- Ostatnio smog w Chinach był taki, że pisali o tym nawet za granicą. U nas w normie, smog w Huainan jest chyba 90% czasu, przestaliśmy nawet zauważać. Co było do wygrania, wygrał pan z CCTV, który napisał o tym, że smog daje Chinom wiele dobrego: dzięki niemu ludzie są bardziej zjednoczeni, równiejsi, lepiej myślą, są bardziej dowcipni i więcej wiedzą. Jeżeli chcecie do nich dołączyć, to próbujcie np. w Chongqing, Luoyang lub w Harbinie. W ostatnim to nawet ostatnio wolne dostali, bo nie dało się wyjść na ulice. Panu dziennikarzowi zaś nauczyć się polskiego, z taką zdolnością interpretowania faktów, będzie miał pełno zleceń na zielonej wyspie wzrostu gospodarczego.
- Pisali też o panu, który był z panią na zakupach. Sprawa trwała tyle czasu, że koleś w końcu skoczył z siódmego piętra w galerii handlowej i zabił się. Rozumiem go bardzo dobrze.

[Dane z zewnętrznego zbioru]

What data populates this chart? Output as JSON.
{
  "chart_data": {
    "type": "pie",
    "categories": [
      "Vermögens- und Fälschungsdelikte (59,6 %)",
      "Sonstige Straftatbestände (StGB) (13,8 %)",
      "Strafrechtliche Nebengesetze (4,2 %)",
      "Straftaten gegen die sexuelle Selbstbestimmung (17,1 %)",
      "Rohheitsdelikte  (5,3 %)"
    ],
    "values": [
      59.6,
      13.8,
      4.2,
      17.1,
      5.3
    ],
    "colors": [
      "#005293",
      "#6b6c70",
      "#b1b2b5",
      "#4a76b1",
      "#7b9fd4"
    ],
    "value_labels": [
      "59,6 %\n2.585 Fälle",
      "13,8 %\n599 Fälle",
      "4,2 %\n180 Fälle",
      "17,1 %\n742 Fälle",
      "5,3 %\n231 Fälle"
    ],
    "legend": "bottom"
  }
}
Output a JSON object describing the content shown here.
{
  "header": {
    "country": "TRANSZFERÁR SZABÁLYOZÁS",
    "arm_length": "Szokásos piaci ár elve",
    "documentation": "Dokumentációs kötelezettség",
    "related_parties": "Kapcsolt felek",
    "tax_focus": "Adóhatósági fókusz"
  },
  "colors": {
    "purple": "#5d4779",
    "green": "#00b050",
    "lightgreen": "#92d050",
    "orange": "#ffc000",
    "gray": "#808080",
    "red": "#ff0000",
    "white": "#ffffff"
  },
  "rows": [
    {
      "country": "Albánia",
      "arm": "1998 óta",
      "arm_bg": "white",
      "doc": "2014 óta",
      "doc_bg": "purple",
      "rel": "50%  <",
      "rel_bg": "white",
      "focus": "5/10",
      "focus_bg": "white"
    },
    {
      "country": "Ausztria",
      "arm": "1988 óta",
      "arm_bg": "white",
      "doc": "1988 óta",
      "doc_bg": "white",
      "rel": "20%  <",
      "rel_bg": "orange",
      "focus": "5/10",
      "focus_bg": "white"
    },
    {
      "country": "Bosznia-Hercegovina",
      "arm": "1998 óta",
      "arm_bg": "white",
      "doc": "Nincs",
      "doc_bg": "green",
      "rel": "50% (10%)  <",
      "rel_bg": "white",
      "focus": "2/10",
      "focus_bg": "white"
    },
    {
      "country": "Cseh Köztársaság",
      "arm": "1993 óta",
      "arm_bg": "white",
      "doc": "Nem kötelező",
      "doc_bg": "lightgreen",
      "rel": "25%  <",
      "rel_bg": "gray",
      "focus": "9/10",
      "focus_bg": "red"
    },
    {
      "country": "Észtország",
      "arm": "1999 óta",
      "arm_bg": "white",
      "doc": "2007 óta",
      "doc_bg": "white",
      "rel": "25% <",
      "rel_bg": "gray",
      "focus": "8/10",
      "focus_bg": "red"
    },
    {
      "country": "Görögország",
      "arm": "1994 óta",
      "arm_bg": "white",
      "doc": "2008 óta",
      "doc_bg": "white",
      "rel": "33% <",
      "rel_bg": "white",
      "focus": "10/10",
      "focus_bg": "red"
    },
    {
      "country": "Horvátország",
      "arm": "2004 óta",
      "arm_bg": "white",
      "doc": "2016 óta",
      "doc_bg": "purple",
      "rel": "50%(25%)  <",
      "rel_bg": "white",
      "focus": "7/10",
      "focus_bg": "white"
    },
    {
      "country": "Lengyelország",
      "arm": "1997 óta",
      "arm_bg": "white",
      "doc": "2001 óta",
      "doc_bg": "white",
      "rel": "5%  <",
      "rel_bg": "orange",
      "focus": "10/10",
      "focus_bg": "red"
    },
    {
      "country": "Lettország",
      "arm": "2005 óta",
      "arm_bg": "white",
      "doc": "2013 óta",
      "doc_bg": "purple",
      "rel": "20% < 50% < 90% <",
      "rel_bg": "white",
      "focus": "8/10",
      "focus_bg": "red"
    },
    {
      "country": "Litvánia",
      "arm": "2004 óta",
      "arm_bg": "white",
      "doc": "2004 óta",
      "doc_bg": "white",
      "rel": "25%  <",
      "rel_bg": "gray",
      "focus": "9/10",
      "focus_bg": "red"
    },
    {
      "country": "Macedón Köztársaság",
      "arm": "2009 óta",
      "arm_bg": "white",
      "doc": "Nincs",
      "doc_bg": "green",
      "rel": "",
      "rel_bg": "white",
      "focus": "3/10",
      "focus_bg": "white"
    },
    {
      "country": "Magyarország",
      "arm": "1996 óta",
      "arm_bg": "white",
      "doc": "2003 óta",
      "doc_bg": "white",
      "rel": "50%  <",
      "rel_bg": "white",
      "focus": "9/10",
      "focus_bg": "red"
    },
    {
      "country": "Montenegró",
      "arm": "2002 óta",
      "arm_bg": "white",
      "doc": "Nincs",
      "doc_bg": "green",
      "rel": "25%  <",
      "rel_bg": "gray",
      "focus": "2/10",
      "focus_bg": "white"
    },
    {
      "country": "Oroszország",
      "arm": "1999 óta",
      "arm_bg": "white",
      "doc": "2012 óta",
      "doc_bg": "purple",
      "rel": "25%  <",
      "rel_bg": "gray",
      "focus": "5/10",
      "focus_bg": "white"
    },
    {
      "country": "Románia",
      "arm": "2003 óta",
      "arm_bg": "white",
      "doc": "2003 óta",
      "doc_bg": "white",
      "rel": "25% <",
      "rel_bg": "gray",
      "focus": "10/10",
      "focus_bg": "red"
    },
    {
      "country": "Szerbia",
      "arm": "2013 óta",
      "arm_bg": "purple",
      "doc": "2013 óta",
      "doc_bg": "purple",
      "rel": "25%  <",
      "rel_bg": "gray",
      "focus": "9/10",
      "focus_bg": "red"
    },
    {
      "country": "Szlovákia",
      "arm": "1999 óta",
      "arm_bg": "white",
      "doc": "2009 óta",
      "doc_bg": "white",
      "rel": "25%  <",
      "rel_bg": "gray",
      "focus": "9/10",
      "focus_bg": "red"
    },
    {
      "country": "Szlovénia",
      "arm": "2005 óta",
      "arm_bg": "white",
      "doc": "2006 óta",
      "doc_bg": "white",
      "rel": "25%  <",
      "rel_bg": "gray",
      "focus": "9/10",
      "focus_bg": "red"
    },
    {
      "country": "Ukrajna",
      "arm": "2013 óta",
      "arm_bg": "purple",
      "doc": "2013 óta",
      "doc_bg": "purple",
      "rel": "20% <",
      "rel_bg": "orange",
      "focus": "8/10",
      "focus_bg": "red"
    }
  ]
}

- Klasyka dowcipu z dawnych czasów:
- Panie majster, Ruskie w kosmos poleciały!
- Wszystkie?
- Nie, jeden.
- To co mi głowę zawracasz?
Chiny zaś jako trzeci kraj świata wylądowały na księżycu. Nie poleciał niestety nawet jeden Chińczyk. Ładnie nazwali swój pojazd - Jadeitowy Królik, mamy nadzieję, że odbiorcy wiedzą dlaczego (Gazeta Wyborcza odkryła to dopiero przy drugim artykule na temat). Fajnie się ułożyły artykuły na China Smack, obok newsa o lądowaniu na księżycu jest o tym, że ludzie mieszkający w pekińskich kanałach zostali eksmitowani. Zdjęcia straszne, jeden pan tam mieszkał od dwudziestu lat, druga pani w wieku emerytalnym, w ciągu dnia zbierali śmieci, żeby przeżyć. Układ tych artykułów to chyba najlepsza synteza Chin jaką do tej pory widzieliśmy.